Steve, are you fertilizing?


----------



## compton ass steve (Nov 12, 2004)

no , this was just my test run for plants, and they seemed to be doing well untill the algea


----------



## elTwitcho (Jun 22, 2004)

I would try fertilizing and seeinf if you can help your plants get the upper hand on the algae that way.


----------



## compton ass steve (Nov 12, 2004)

what do you recommend for fertilizing?


----------



## elTwitcho (Jun 22, 2004)

Look around at what your lfs has. Any "complete" fertilizer should be good, or an Iron supplement at the very least. If you see stuff like "Potassium" or the like, that's more advanced and you don't need to get into that just yet.


----------



## compton ass steve (Nov 12, 2004)

ok thanks twitch


----------



## compton ass steve (Nov 12, 2004)

its been a while since fertilizing, and it has not only not gotten better, but has gotten much worse... is there anything else i can possibly do, its now on the gravel and i have to remove it from the glass almost every day...any help?


----------



## Gumby (Aug 13, 2004)

compton ass steve said:


> its been a while since fertilizing, and it has not only not gotten better, but has gotten much worse... is there anything else i can possibly do, its now on the gravel and i have to remove it from the glass almost every day...any help?
> [snapback]940432[/snapback]​


Constant large water changes is what did the trick for me. At least thats what I think did it. I used to have brown algae all over my plants. I did 60-70% water changes every week, added the phosguard, started dosing with Flourish Excel, added CO2, and buffered my pH/Kh.

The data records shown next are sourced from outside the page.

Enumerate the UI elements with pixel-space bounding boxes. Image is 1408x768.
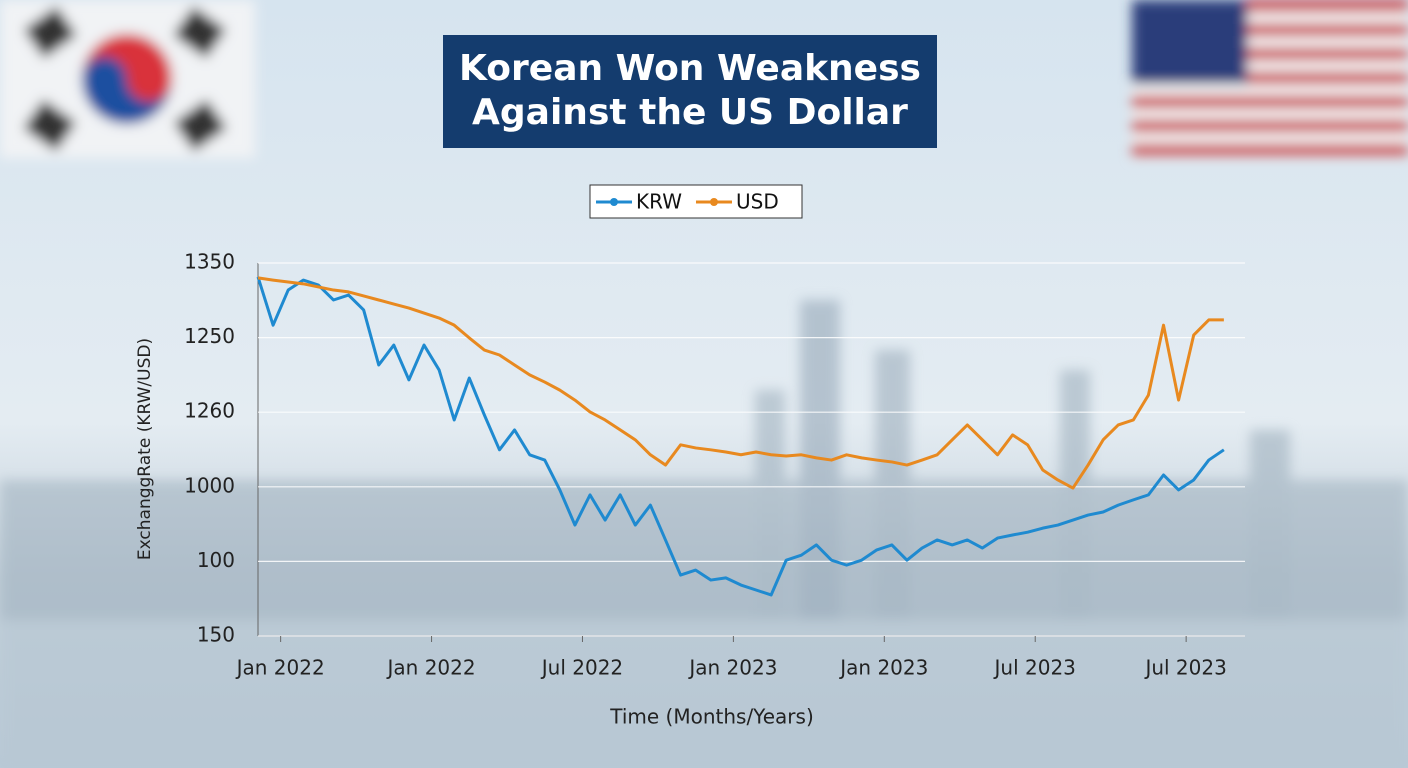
- y-tick-label: 150: [197, 623, 235, 647]
- series-line: [257, 276, 1224, 490]
- x-tick-label: Jul 2022: [540, 656, 623, 680]
- legend-label: USD: [736, 190, 779, 214]
- series-line: [256, 276, 1225, 597]
- korean-flag: [0, 0, 255, 158]
- y-axis-label: ExchanggRate (KRW/USD): [135, 338, 155, 560]
- city-skyline: [0, 300, 1408, 768]
- legend: KRW USD: [596, 190, 779, 214]
- legend-marker: [610, 198, 618, 206]
- us-flag: [1132, 0, 1408, 158]
- x-tick-label: Jan 2022: [235, 656, 325, 680]
- title-box: [443, 35, 937, 148]
- x-tick-label: Jan 2023: [687, 656, 777, 680]
- x-axis-label: Time (Months/Years): [609, 705, 814, 729]
- y-tick-label: 1350: [184, 250, 235, 274]
- x-tick-label: Jul 2023: [1143, 656, 1226, 680]
- x-tick-label: Jan 2023: [838, 656, 928, 680]
- legend-label: KRW: [636, 190, 682, 214]
- legend-marker: [709, 198, 718, 206]
- chart-title: Korean Won Weakness Against the US Dollar: [459, 48, 921, 133]
- y-tick-label: 1250: [184, 324, 235, 348]
- x-tick-label: Jul 2023: [993, 656, 1076, 680]
- x-tick-label: Jan 2022: [386, 656, 476, 680]
- y-tick-label: 100: [197, 548, 235, 572]
- y-tick-label: 1000: [184, 473, 235, 497]
- y-tick-label: 1260: [184, 399, 235, 423]
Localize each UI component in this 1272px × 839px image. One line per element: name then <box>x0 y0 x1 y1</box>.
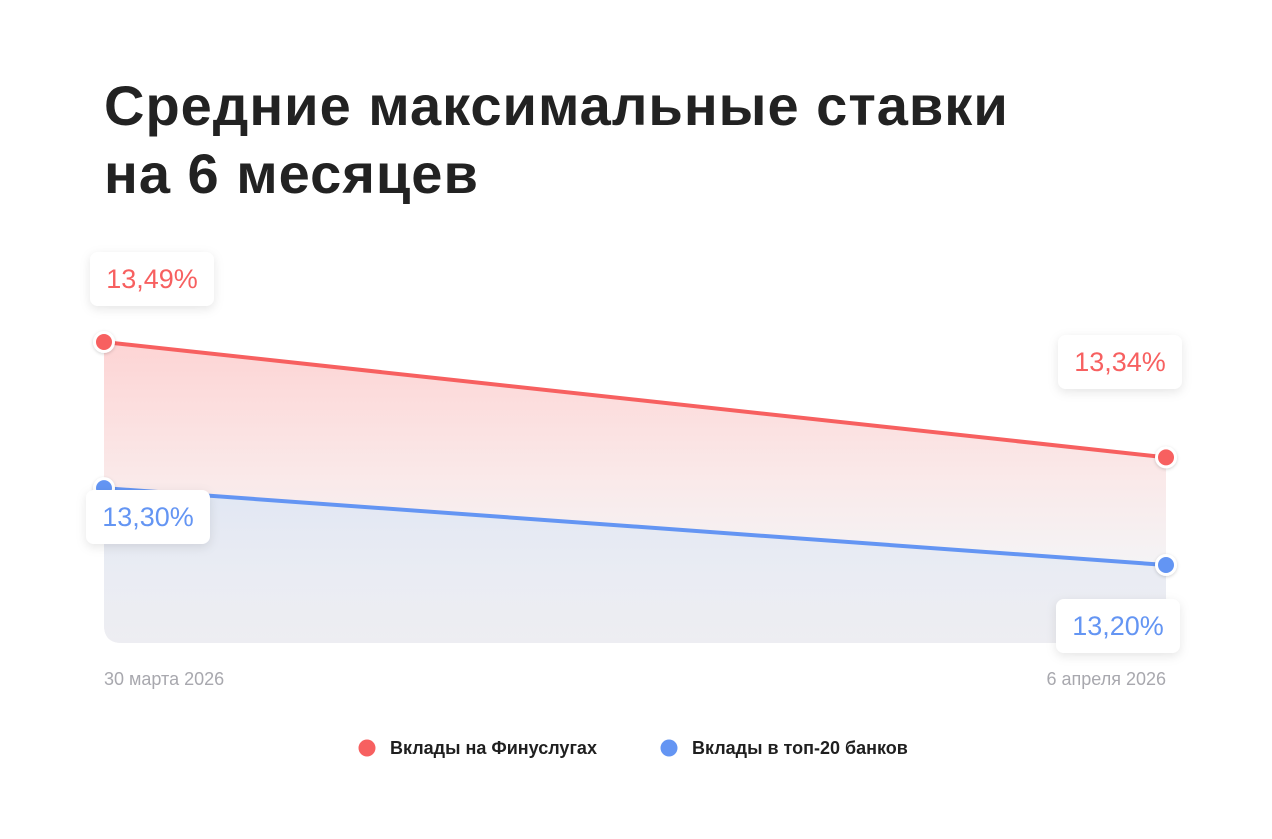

I think the trick was the water changes and getting the pH/kH right. My pH was around 5(jeebus!) so I gradually buffered up to 7.3ish and the kH up to 4, sometimes 5.

If you're having algae problems, the last thing I would do is fertilize with an all around fertilizer. That just adds to the problem. I thought perhaps my plants weren't getting the micro nutrients that they needed so they weren't growing fast enough to compete with the algea. I dosed up with Flourish... holy sh*t. Inch long hair algae on the glass within a week. Ferts usually make algae problems a LOT worse. Now I only dose with Iron, CO2, and Flourish Excel. Although I'm having a different algae issue(green hair algae), it's gotten better since I've kept up with water changes and ditched the "full spectrum" ferts. Water changes + good gravel vac = k3y.

Out of curiosity, did you try some kind of phosphate/silicate resin?


----------



## compton ass steve (Nov 12, 2004)

no i havent tried anything but the fertilizer... i left the lights off for 3 days this week (my plants look like hell but it seems like there was less algea) and then rubbed and scraped off all the algea i could, then i did a 60-70 percent water change and a major gravel vac. so ill so how that goes. and ill stay away from the fertilizer.


----------